874-P: Potential Anti-Inflammatory Effects of Canagliflozin in Tumour Necrosis Factor-α and Interferon-ϒ-Stimulated Endothelial Cells

Abstract

Background: This study investigates the potential direct anti-inflammatory effects of the SGLT2 inhibitors (canagliflozin, C; dapagliflozin D; or empagliflozin, E) on cultured endothelial cells.
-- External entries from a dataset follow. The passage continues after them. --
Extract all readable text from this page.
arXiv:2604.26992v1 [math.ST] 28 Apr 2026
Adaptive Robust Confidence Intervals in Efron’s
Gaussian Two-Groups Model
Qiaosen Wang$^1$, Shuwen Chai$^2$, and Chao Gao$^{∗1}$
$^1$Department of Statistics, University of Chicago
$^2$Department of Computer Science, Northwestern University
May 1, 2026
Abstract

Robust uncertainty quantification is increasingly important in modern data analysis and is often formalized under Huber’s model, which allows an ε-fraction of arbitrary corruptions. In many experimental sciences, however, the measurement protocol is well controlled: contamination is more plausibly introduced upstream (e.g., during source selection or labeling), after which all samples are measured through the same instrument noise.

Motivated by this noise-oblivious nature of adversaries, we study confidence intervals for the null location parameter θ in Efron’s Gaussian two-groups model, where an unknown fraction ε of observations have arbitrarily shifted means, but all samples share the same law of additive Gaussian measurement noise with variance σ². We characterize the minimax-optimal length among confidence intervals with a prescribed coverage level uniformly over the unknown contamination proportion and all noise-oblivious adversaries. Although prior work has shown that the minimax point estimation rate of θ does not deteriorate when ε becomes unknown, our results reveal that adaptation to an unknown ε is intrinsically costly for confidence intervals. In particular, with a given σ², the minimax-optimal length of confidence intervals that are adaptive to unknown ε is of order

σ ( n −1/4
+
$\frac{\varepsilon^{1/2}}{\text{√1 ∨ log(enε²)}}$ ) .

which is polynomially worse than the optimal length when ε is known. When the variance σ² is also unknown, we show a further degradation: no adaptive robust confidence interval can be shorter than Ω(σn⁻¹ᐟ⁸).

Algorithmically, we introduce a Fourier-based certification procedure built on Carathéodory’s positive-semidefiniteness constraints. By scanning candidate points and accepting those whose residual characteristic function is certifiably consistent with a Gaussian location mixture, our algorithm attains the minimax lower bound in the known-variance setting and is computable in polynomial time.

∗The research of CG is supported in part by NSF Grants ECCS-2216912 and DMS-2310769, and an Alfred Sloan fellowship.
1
Methods: Human umbilical vein endothelial cells (HUVECs) or Human cardio microvascular endothelial cells (HCMECs) were pre-incubated in the presence or absence of C (0.5μM, 1μM, and 10μM) , D (0.5μM, 1μM, and 10μM) and E (0.5μM, 1μM, and 10μM) for 1 hr and NaCl (150 mM) for 24 hr. The cells were then stimulated with TNF-α (ng/mL) and IFN-Υ (ng/mL) for 24 hrs. Expression of IL-6 and was analysed using Quantikine ELISA kits. The expression of SGLT2 mRNA was assessed using RT-PCR in cDNA prepared from two independent cultures of HUVECs and HCMECs using cDNA from human kidney cortex as a positive control. Results: TNF-α and IFN-Υ and significantly induced expression of IL-6 in both HUVECs and HCMECs compared to controls (p = <0.0001) . The effects were significantly inhibited by canagliflozin 0.1μM, 1μM, and 10μM (p=0.0099, p< 0.0001, and p<0.0001, respectively) in HUVECs. In HCMECs, C, (0.5μM, 1μM, and 10μM) significantly inhibit the TNF-α and IFN-Υ IL-6 secretion (p< 0.0001, p< 0.0001, and p<0.0001, respectively) . No significant effect of D and E was observed. High NaCl had no influence on C (0.5μM, 1μM, and 10μM) inhibition of TNF-α and IFN-Υ induced of IL-6 secretion, and high salt alone had no influence on the secretion of IL-6 secretion. SGLT2 mRNA levels were below the detection level in HUVECs and HCMECs alone and on high glucose and TNF-α and IFN-Υ conditions. Conclusion: This result indicates that SGLT2-I directly inhibits endothelial pro-inflammatory cytokines secretions. This striking anti-inflammatory of the SGLT2 inhibitor class merits further mechanistic research. Disclosure A.S.Alshnbari: None. R.N.Khan: None. I.R.Idris: None.